Packing on the pounds

Ryan Fakkema and Kate Kapitonova advertise the food drive outside Safeway, withstanding freezing temperatures. - Jenny Manning/Whidbey News-Times
Ryan Fakkema and Kate Kapitonova advertise the food drive outside Safeway, withstanding freezing temperatures.
— image credit: Jenny Manning/Whidbey News-Times

Most people resolve to loose weight in January, but the North Whidbey Help House is packing on the pounds.

Members of the Interfaith Coalition of Whidbey Island braved 30-degree temperatures Saturday while collecting food donations.

The team ultimately added 5,600 pounds of pantry staples, in addition to $660, to the Help House warehouse by day’s end, Jean Wieman, Help House executive director, said.

A 40-foot trailer on loan from Whidbey Moving, parked at the old Ford lot on the corner of Highway 20 and Pioneer Way, served as operation headquarters.

When volunteers first arrived at 8 a.m. several bags of donations were already waiting next to the big blue trailer, and a steady stream of eatables continued to flow in throughout the day.

“I lost all track of time,” Wieman, said.

While volunteers boxed and stacked donations at the Ford lot, others stood in front of Wal-Mart, Albertons, Safeway and Saar’s Market Place holding signs and distributing fliers to advertise the drive.

At 4 p.m., volunteers towed the trailer from the highway to Help House where twenty-one volunteers turned the unloading process into a time-test.

“It took all day to get what we got, and only nine minutes to offload it from the truck.”

Help House staff and volunteers could hardly believe their eyes Monday morning, Wieman said.

“The warehouse is fuller than we’ve seen it in a couple of years,” she said. “For a first time event, they did a pretty darn good job.”

The need for nutritional assistance from the Help House dramatically increased this year.

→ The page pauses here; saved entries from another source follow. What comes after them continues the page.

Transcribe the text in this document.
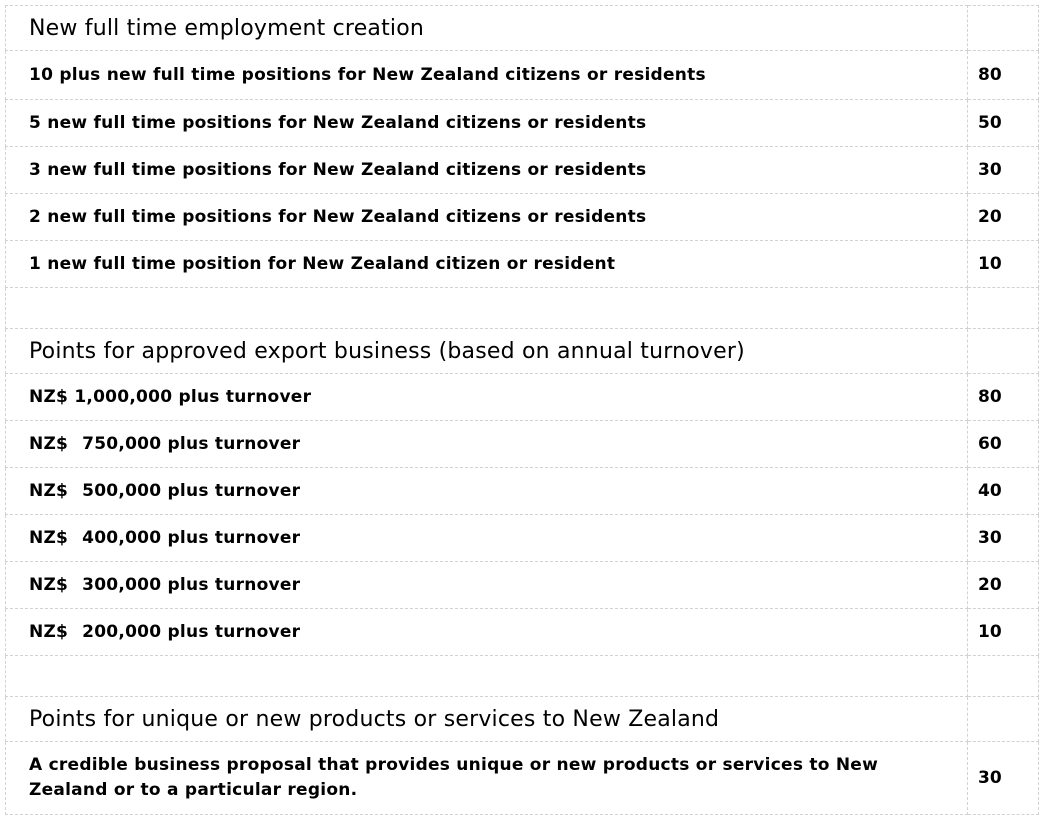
New full time employment creation	
10 plus new full time positions for New Zealand citizens or residents	80
5 new full time positions for New Zealand citizens or residents	50
3 new full time positions for New Zealand citizens or residents	30
2 new full time positions for New Zealand citizens or residents	20
1 new full time position for New Zealand citizen or resident	10

Points for approved export business (based on annual turnover)	
NZ$ 1,000,000 plus turnover	80
NZ$ 750,000 plus turnover	60
NZ$ 500,000 plus turnover	40
NZ$ 400,000 plus turnover	30
NZ$ 300,000 plus turnover	20
NZ$ 200,000 plus turnover	10

Points for unique or new products or services to New Zealand	
A credible business proposal that provides unique or new products or services to New Zealand or to a particular region.	30
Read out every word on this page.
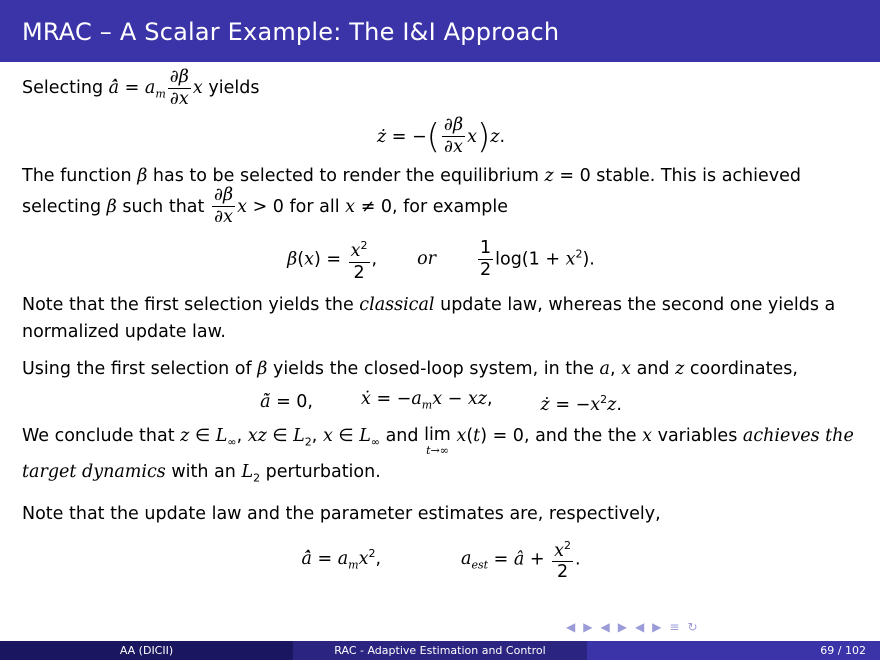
MRAC – A Scalar Example: The I&I Approach

Selecting â̇ = $a_m \frac{\partial\beta}{\partial x}$ x yields

ż = −( $\frac{\partial\beta}{\partial x} x)z$.

The function β has to be selected to render the equilibrium z = 0 stable. This is achieved

selecting β such that $\frac{\partial\beta}{\partial x}$ x > 0 for all x ≠ 0, for example

$\beta(x) = \frac{x^2}{2}$ , or $\frac{1}{2} \log(1 + x^2)$.

Note that the first selection yields the classical update law, whereas the second one yields a normalized update law.

Using the first selection of β yields the closed-loop system, in the a, x and z coordinates,

ã̇ = 0,	ẋ = $-a_mx$ − xz,	ż = $-x^2z$.

We conclude that z ∈ $L_\infty$, xz ∈ $L_2$, x ∈ $L_\infty$ and lim
t→∞
x(t) = 0, and the the x variables achieves the target dynamics with an $L_2$ perturbation.

Note that the update law and the parameter estimates are, respectively,

â̇ = $a_mx^2$,	$a_{est}$ = â + $\frac{x^2}{2}$ .
◀ ▶ ◀ ▶ ◀ ▶ ≡ ↻
AA (DICII)	RAC - Adaptive Estimation and Control	69 / 102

According to Wieman, the food bank distributed 815 more food baskets in 2008 than it did the year before.

“That’s enough to feed 2,300 additional people,” she said.

Oak Harbor City Council honored the organization’s efforts by proclaiming Jan. 24 as “Interfaith Coalition of Whidbey Island Food Drive Day.”

The ICW is a partnership of community congregations who work together to provide basic necessities to local people in need. Past projects include the collection of school supplies and coats for island pupils.

Hap Fakkema said the IWC plans to make the food drive a biannual event. The next drive will take place on sometime this summer.

“By combining resources and working together with local agencies, we can have a greater impact in addressing housing, health care and other needs than any one congregation can do alone,” according to their vision statement.